どんな状況で私はここにいるのか気になってはいたからだ。
「そうじゃのぅ……簡単に言えば沼で埋まっとるのを偶然わしが見つけて連れ帰った。が正しいかのぅ……。」
大体予想した通りではあったが……。
「私の他に…その、誰か居ませんでした、か?」
「ふむ?わしが来た時には嬢ちゃんが沈んどるだけで他にはおらんかったが……やはり、何か訳ありのようじゃのぅ?」
「……はい。」
なるほど、あのあと私はあそこで放置されてしまったのか。
反応がなくなったおもちゃは面白くもなんともないのだろう。
「嬢ちゃんの今までを話せとは言わん。じゃがこれだけは言うとくぞ。」
女性は私の方へと向き直り、肩を掴めばしっかりと目線を合わせてくる。
「生きろ。」
「……。」
生きろ……か。
私はそんなにも死にたがっているように見えたのだろうか?
「笑うことも泣くことも怒ることも何もかも生きてこそじゃ。

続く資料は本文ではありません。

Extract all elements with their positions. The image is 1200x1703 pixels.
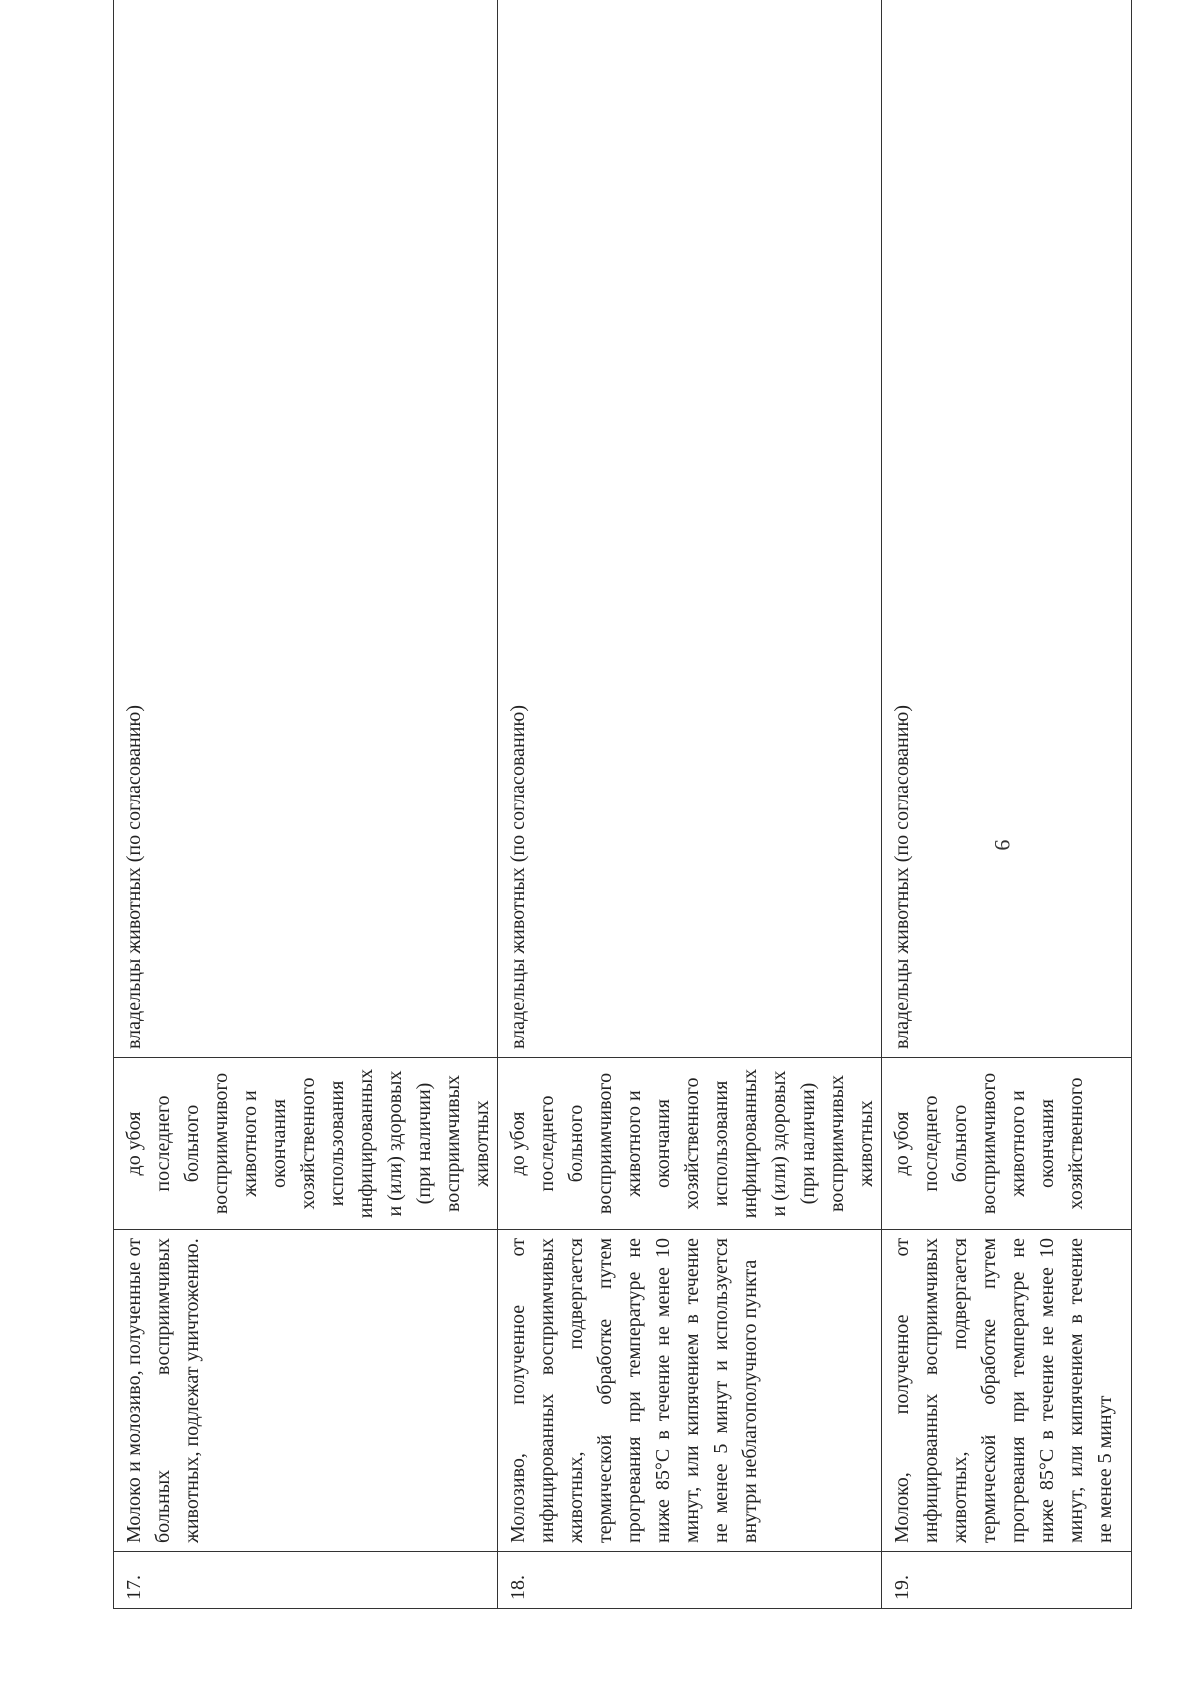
responsible-text: владельцы животных (по согласованию) [882,0,1132,1058]
table-row [114,0,498,1609]
responsible-text: владельцы животных (по согласованию) [498,0,882,1058]
term-text: до убоя последнего больного восприимчивого животного и окончания хозяйственного использования инфицированных и (или) здоровых (при наличии) восприимчивых животных [498,1058,882,1230]
measures-table-wrapper [113,64,1116,1609]
measure-text: Молоко, полученное от инфицированных восприимчивых животных, подвергается термической обработке путем прогревания при температуре не ниже 85°С в течение не менее 10 минут, или кипячением в течение не менее 5 минут [882,1230,1132,1552]
term-text: до убоя последнего больного восприимчивого животного и окончания хозяйственного использования инфицированных и (или) здоровых (при наличии) восприимчивых животных [114,1058,498,1230]
measures-table [113,0,1132,1609]
row-number: 17. [114,1552,498,1609]
table-row [882,0,1132,1609]
table-row [498,0,882,1609]
row-number: 18. [498,1552,882,1609]
term-text: до убоя последнего больного восприимчивого животного и окончания хозяйственного [882,1058,1132,1230]
measure-text: Молозиво, полученное от инфицированных восприимчивых животных, подвергается термической обработке путем прогревания при температуре не ниже 85°С в течение не менее 10 минут, или кипячением в течение не менее 5 минут и используется внутри неблагополучного пункта [498,1230,882,1552]
responsible-text: владельцы животных (по согласованию) [114,0,498,1058]
row-number: 19. [882,1552,1132,1609]
page-number: 9 [990,839,1015,851]
measure-text: Молоко и молозиво, полученные от больных восприимчивых животных, подлежат уничтожению. [114,1230,498,1552]
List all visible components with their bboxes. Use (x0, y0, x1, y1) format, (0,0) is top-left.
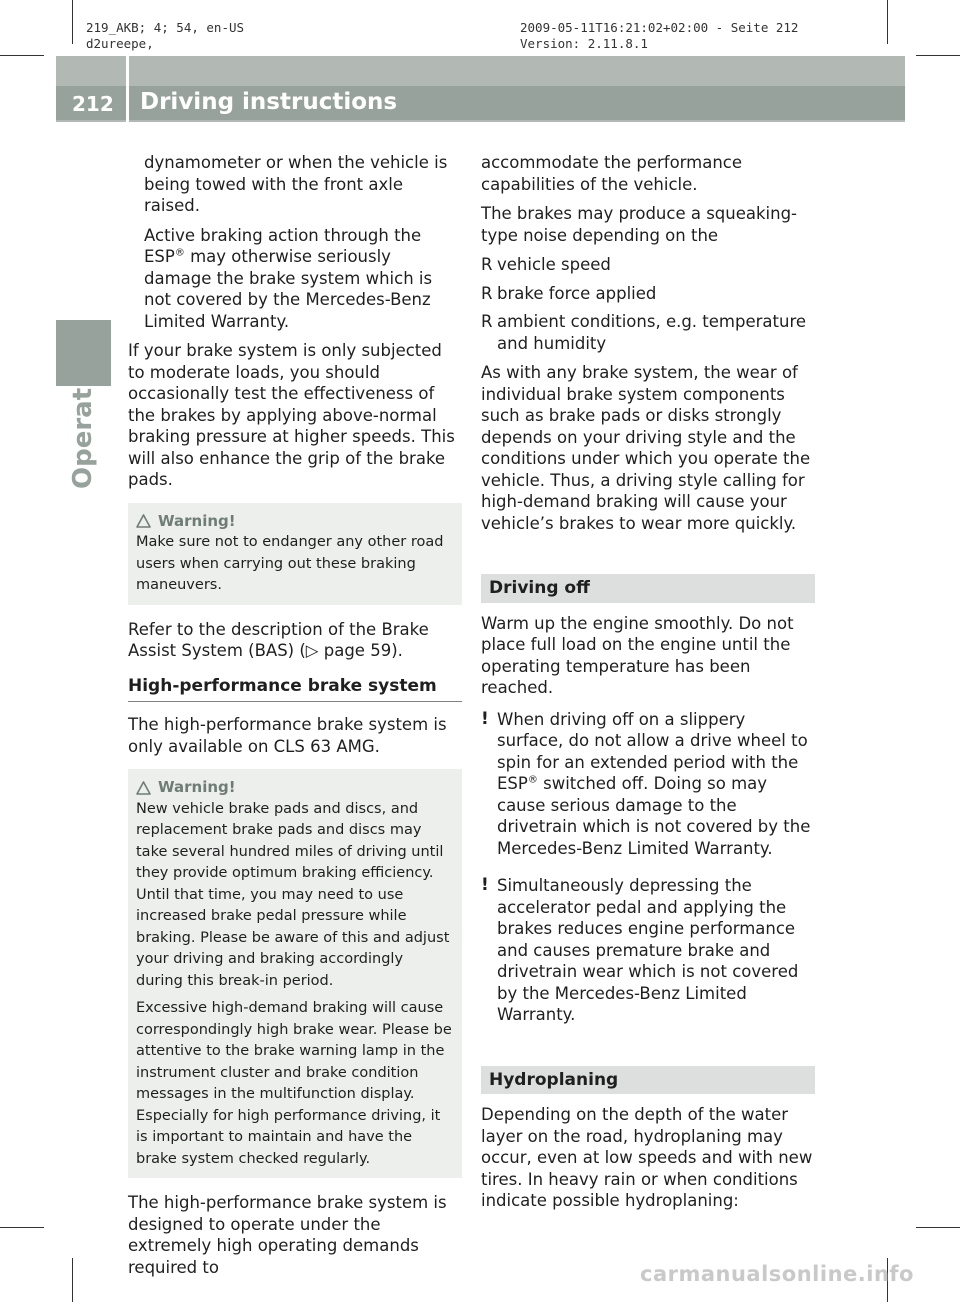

死んだら何も残らん。」
女性は優しく私を抱き寄せた。
「っ!」
私は驚いて身を硬直させていた。
「辛かったじゃろぅ……もう…安心じゃ。もう寝て起きても今までような思いはしなくて良いんじゃ。」
そして優しく頭を撫でられた。
こんなに優しくされたのはいつ以来だろう?
過去にもあったはずなのに、まるで初めて包まれたかのような温もりを感じる。
身体の力が抜ける。
「今までよく頑張った。今は今だけは何もかも捨ててええんじゃ。」
今度はギュッと思いのこもった抱擁をされる。
私はその瞬間頰に一雫の涙が流れた。
ああ、私はこんな、温もりが…欲しかったんだな。
彼女は初対面のはずなのに何故か信用出来るような雰囲気を感じた。
私は私自身の気持ちを自覚して、夢じゃないことを確認するかのように彼女の身体をしっかりと抱きしめ返した。
そこにある存在を感じた瞬間だった。
涙はどんどん溢れてきて、私は嗚咽をこぼしながら泣き喚いた。